Although he must break from his family, from “all the shit that weighs him down” in Southside, he can not completely sever his link to his father and Pilate because they are the ones who hold the links to his past. It is the search for the that gold provides him the means to both escape and his first link to his past through his father’s story:
This act of betraying Pilate is the final signal that Milkman must leave Southside to recapture his past. Caught between Guitar and Macon, stuck in a community where he does not belong, Milkman must leave to find his true “self.” He has momentary regrets, looking back to his life with Guitar, but he is beginning to, “get rid of the shit that weighs him down”(180).
Both Song of Solomon and Sula make a statement about wholeness achieved through the unity of parts. The community in Sula is whole only when she is part of it and Milkman creates a sense of wholeness by tracing his roots and embracing Guitar in his leap from the cliff. But where Sula seems to suggest the need for a scapegoat figure, Song of Solomon’s conclusion is much more ambiguous.

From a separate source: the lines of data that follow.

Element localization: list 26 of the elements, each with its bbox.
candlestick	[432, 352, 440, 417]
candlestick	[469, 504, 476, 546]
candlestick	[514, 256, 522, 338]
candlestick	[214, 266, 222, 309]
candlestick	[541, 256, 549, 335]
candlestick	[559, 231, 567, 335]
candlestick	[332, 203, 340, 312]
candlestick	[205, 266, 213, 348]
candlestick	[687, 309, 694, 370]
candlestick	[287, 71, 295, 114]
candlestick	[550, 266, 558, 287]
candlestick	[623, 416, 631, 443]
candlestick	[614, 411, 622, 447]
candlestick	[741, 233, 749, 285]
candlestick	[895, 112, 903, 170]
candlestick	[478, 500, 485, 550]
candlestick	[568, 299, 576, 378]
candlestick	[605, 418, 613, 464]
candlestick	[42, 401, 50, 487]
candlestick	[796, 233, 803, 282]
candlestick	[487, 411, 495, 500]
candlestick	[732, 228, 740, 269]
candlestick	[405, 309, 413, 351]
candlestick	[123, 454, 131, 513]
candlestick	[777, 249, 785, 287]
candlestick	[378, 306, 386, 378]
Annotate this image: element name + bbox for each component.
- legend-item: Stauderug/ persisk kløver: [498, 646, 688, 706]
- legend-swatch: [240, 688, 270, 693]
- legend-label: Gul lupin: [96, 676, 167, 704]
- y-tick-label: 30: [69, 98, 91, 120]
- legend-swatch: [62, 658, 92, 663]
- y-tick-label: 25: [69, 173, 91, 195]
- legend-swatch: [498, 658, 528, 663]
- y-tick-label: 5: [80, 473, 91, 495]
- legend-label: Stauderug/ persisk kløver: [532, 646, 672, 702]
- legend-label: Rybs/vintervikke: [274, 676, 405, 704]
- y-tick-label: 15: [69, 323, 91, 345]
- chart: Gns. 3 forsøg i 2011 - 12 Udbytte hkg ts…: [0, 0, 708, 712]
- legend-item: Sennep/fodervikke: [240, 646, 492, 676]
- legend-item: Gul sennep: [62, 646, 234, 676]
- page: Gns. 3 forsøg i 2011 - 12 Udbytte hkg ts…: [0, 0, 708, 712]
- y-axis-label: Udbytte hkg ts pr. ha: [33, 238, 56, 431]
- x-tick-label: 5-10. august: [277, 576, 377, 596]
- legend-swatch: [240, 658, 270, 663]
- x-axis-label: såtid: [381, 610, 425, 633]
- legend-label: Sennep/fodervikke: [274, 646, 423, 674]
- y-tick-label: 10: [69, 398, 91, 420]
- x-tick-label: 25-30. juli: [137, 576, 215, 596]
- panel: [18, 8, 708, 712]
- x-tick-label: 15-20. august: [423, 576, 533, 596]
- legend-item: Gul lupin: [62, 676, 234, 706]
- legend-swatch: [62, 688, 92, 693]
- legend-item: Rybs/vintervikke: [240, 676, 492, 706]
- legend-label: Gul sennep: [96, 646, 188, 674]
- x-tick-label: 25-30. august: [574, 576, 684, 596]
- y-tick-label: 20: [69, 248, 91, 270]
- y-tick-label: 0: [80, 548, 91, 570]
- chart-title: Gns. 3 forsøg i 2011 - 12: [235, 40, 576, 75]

In Sula, the character of Sula must sacrifice her “self” completely in order to define the community. In Song of Solomon Milkman’s embracing of Guitar symbolically links him to the community he has sacrificed in his search for self. Furthermore, Milkman’s search for self introduced him to a new community, the community of Shalimar, which is the community of his father’s family, again symbolically offering a sort of reconciliation between Milkman and his father. There is not an utter sacrifice of self for community or vice versa in Song of Solomon. As in Sula, Morrison suggests that the whole, whether self or community, is made up of individual parts. But the picture of the whole in of Song of Solomon is more encompassing than in Sula. There is no recapturing of sacrifices made in Sula and the novel ends with Nel’s cry for the friendship that was sacrificed for the good of the community, “It was a fine cry- loud and long- but it had no bottom and it had no top, just circles and circles of sorrow(174). Song of Solomon on the other hand, ends with Milkman recapturing part of his sacrif ice, Guitar, and resolves Milkman’s life long search for both flight and self,” As a fleet and bright as a lodestar he wheeled toward Guitar and it did not matter which one of them would give up his ghost in the killing arms of his brother. For now he knew what Shalimar knew: If you surrendered to the air, you could ride it”(341).